10:35 De ki "Ortaklarınızdan hangisi gerçeğe ulaştırabilir?" De ki, "Allah gerçeğe ulaştırır. Gerçeğe ulaştıran mı uyulmaya daha yaraşır, yoksa gerçeğe ulaştırılmadıkça gerçeği bulamayan mı? Ne biçim hüküm veriyorsunuz?"
10:36 Onların çoğu, ancak zanna uyarlar. Zan ise gerçeğin yerini tutamaz. Allah onların yaptıklarını Bilendir.
10:37 Bu Kuran, Allah'tan başkası tarafından düzenlenen bir kitap değildir. Ancak kendisinden öncekileri onaylayan ve kitabın (yasaların) detaylı bir açıklamasıdır. Bunda kuşkunuz olmasın; evrenlerin Rabbindendir.
10:38 "Onu uydurdu" mu diyorlar?
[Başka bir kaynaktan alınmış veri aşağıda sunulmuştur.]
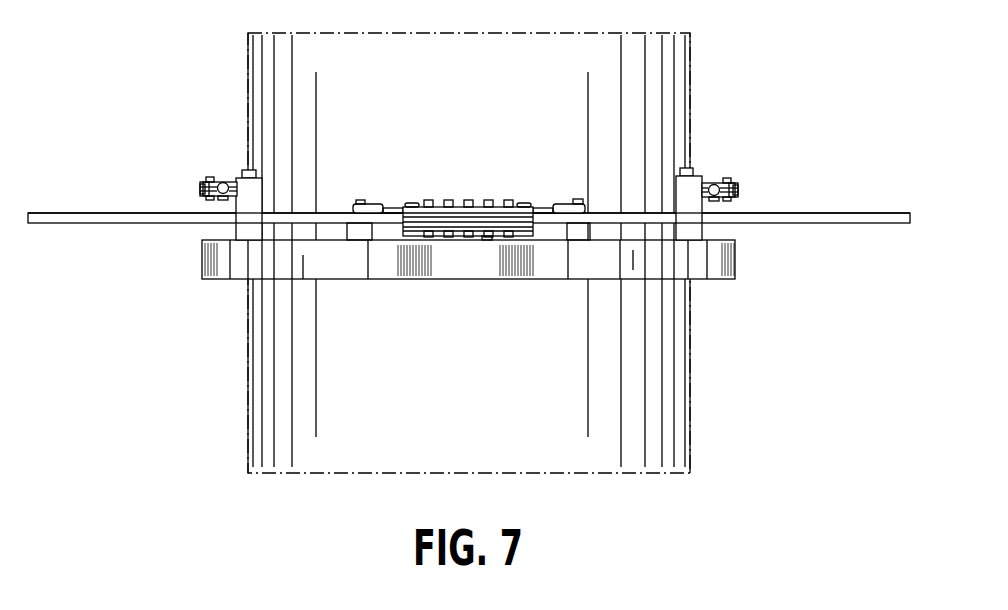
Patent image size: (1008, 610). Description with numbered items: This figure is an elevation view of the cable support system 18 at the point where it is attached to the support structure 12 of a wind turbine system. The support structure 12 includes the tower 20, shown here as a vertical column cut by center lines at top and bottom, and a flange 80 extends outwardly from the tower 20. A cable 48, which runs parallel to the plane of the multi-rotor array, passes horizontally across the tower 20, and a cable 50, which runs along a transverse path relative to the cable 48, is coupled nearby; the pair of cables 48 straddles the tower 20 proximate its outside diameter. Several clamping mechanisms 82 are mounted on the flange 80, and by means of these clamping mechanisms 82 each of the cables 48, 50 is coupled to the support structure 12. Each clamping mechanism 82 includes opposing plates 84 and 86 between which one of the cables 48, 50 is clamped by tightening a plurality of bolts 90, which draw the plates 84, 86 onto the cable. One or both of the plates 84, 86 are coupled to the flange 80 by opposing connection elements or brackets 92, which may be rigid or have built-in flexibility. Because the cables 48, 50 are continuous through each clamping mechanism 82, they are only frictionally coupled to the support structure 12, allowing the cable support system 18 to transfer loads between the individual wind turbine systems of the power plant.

De ki: "Doğru sözlüler iseniz, buna benzer bir sure getirin ve Allah'tan başka çağırabildiklerinizi çağırın."
10:39 Hayır, onlar bilgisini kavramadan ve asıl anlamı kendilerine ulaşmadan onu yalanladılar. Kendilerinden öncekiler de böyle yalanladı. Zalimlerin sonuna dikkatle bak.
10:40 Onlardan kimi buna inanır, kimi de inanmaz. Rabbin bozgunculuk yapanları daha iyi bilir.